Privacy vs free speech: Hulk Hogan beats Gawker in lawsuit
The two-week trial of Hulk Hogan versus Gawker has ended with a Florida jury awarding $115 million to former pro wrestler. The case began three years ago when Gawker published a sex tape that the wrestler claims was recorded secretly.

Hulk Hogan, whose real name is Terry Bollea, testified that the sex tape “turned my world upside down.”

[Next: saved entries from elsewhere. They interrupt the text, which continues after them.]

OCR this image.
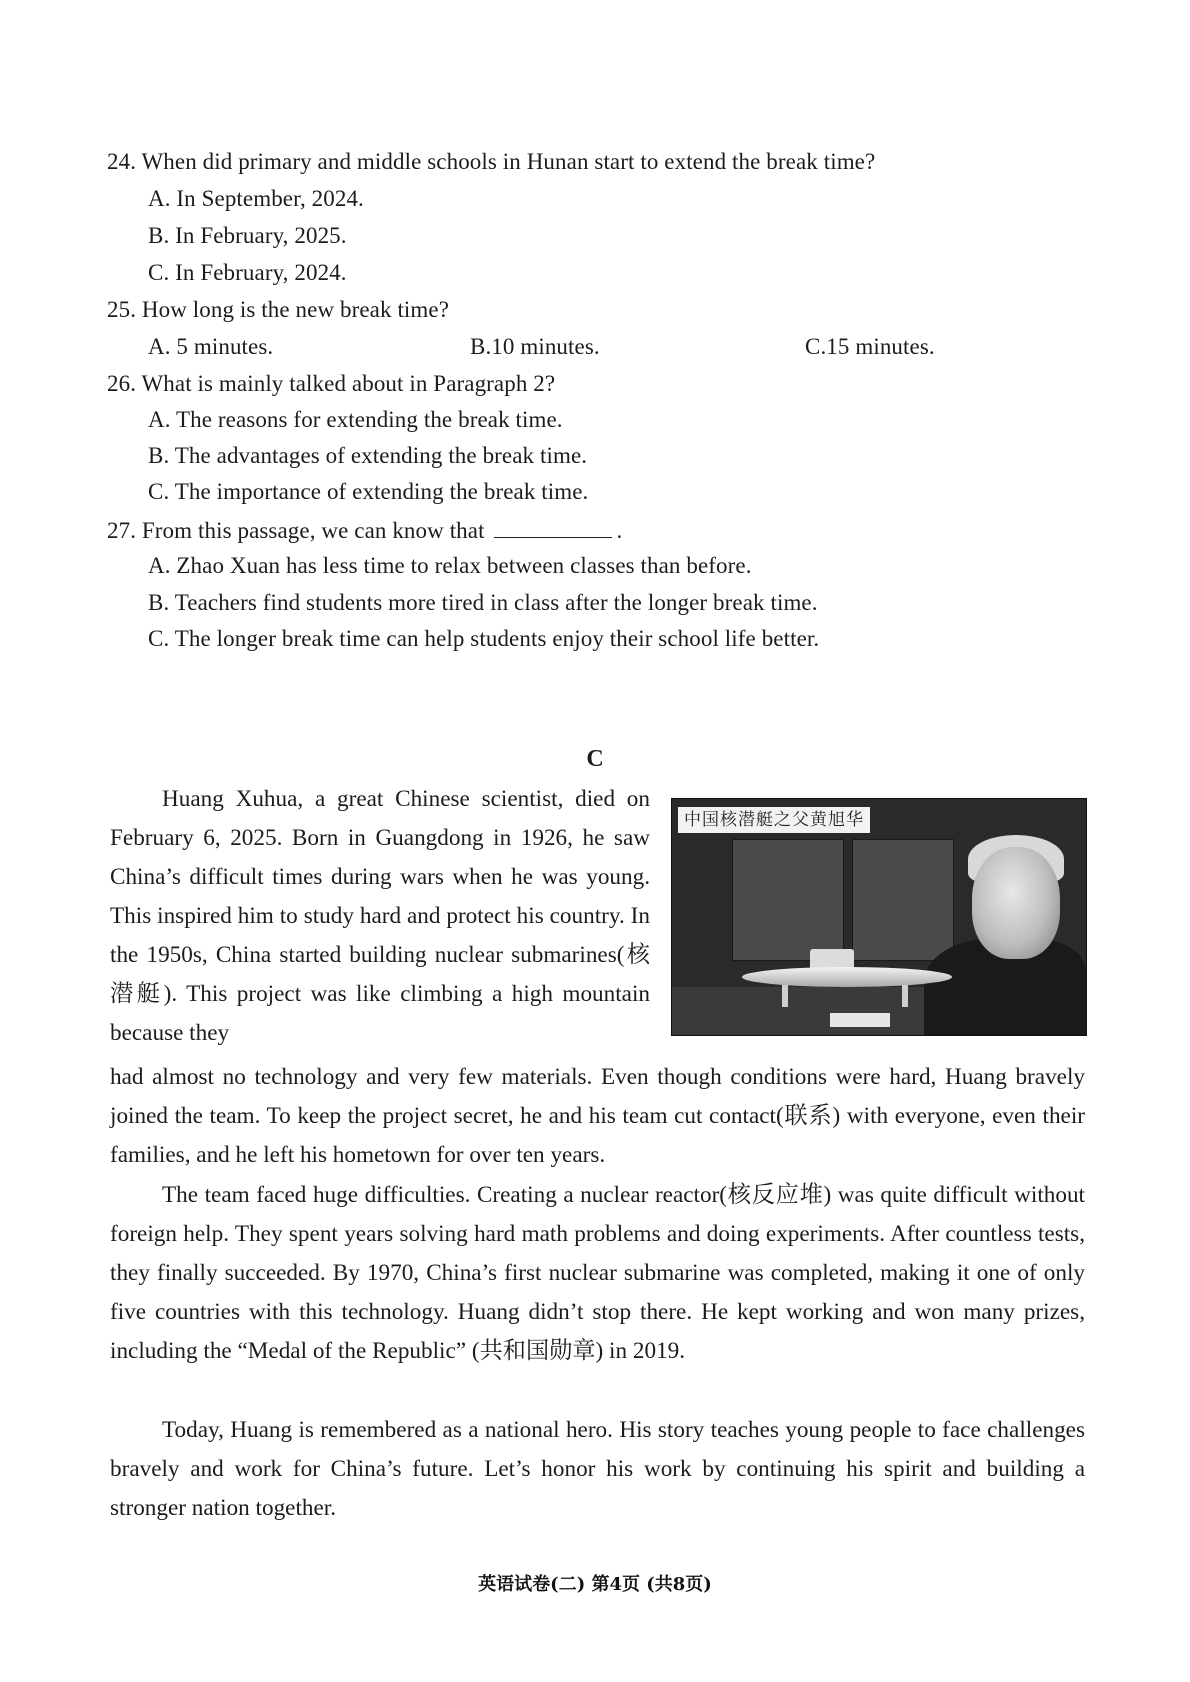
24. When did primary and middle schools in Hunan start to extend the break time?
A. In September, 2024.
B. In February, 2025.
C. In February, 2024.
25. How long is the new break time?
A. 5 minutes.	B.10 minutes.	C.15 minutes.
26. What is mainly talked about in Paragraph 2?
A. The reasons for extending the break time.
B. The advantages of extending the break time.
C. The importance of extending the break time.
27. From this passage, we can know that	.
A. Zhao Xuan has less time to relax between classes than before.
B. Teachers find students more tired in class after the longer break time.
C. The longer break time can help students enjoy their school life better.
C

Huang Xuhua, a great Chinese scientist, died on February 6, 2025. Born in Guangdong in 1926, he saw China’s difficult times during wars when he was young. This inspired him to study hard and protect his country. In the 1950s, China started building nuclear submarines(核潜艇). This project was like climbing a high mountain because they

中国核潜艇之父黄旭华

had almost no technology and very few materials. Even though conditions were hard, Huang bravely joined the team. To keep the project secret, he and his team cut contact(联系) with everyone, even their families, and he left his hometown for over ten years.

The team faced huge difficulties. Creating a nuclear reactor(核反应堆) was quite difficult without foreign help. They spent years solving hard math problems and doing experiments. After countless tests, they finally succeeded. By 1970, China’s first nuclear submarine was completed, making it one of only five countries with this technology. Huang didn’t stop there. He kept working and won many prizes, including the “Medal of the Republic” (共和国勋章) in 2019.

Today, Huang is remembered as a national hero. His story teaches young people to face challenges bravely and work for China’s future. Let’s honor his work by continuing his spirit and building a stronger nation together.

英语试卷(二) 第4页 (共8页)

Given the contents of the video, it’s hard to argue that. The tape shows him having sex with Heather Cole, then-wife of his best friend, Tampa-area radio shock jock Bubba the Love Sponge, the Hollywood Reporter reports. It also featured Bollea making racist comments.

Gawker struggled in court from the very beginning. The pre-trial rulings by Florida Circuit Judge Pamela Campbell left the website without the ability to use any information from a lawsuit between Bollea and Bubba the Love Sponge – also known as Todd Alan Clem. In addition, Gawker’s attorneys were not allowed to bring up any of the racial comments made on the tape. Gawker’s defense had hoped to use the racial comments as evidence for an ulterior motive by Bollea for the lawsuit. However, no part of the sex tape was shown to jurors – not even excerpts published by Gawker.

Gawker’s lawyers presented their argument as a battle for the First Amendment rights to free speech and free press. Meanwhile, Bollea’s lawyers made their case for defending the Fourteenth Amendment, allowing citizens to have the right to privacy under equal protection of life, liberty, and property.

The 13-year-old digital news site is not new to controversy. Once the home of the Gawker Stalker, a map of celebrity sightings that allowed users to “visually pinpoint the location of every stalkworthy [sic] celebrity as soon as they're spotted,” Gawker lost two editors over an article that outed a Conde Nast executive.

The executive had been blackmailed by a male escort who provided Gawker with texts and information about the executive. The editors resigned after the article was removed with permission by the editorial team, the New York Times reported.

According to The Hollywood Reporter, Nick Denton, Gawker’s founder, has already indicated plans to appeal the decision.

Michael Sullivan, Gawker’s attorney, said in his closing arguments "We don't need the First Amendment to protect what's popular. We need a First Amendment to protect what's controversial."

Gawker has yet to post a comment on the ruling.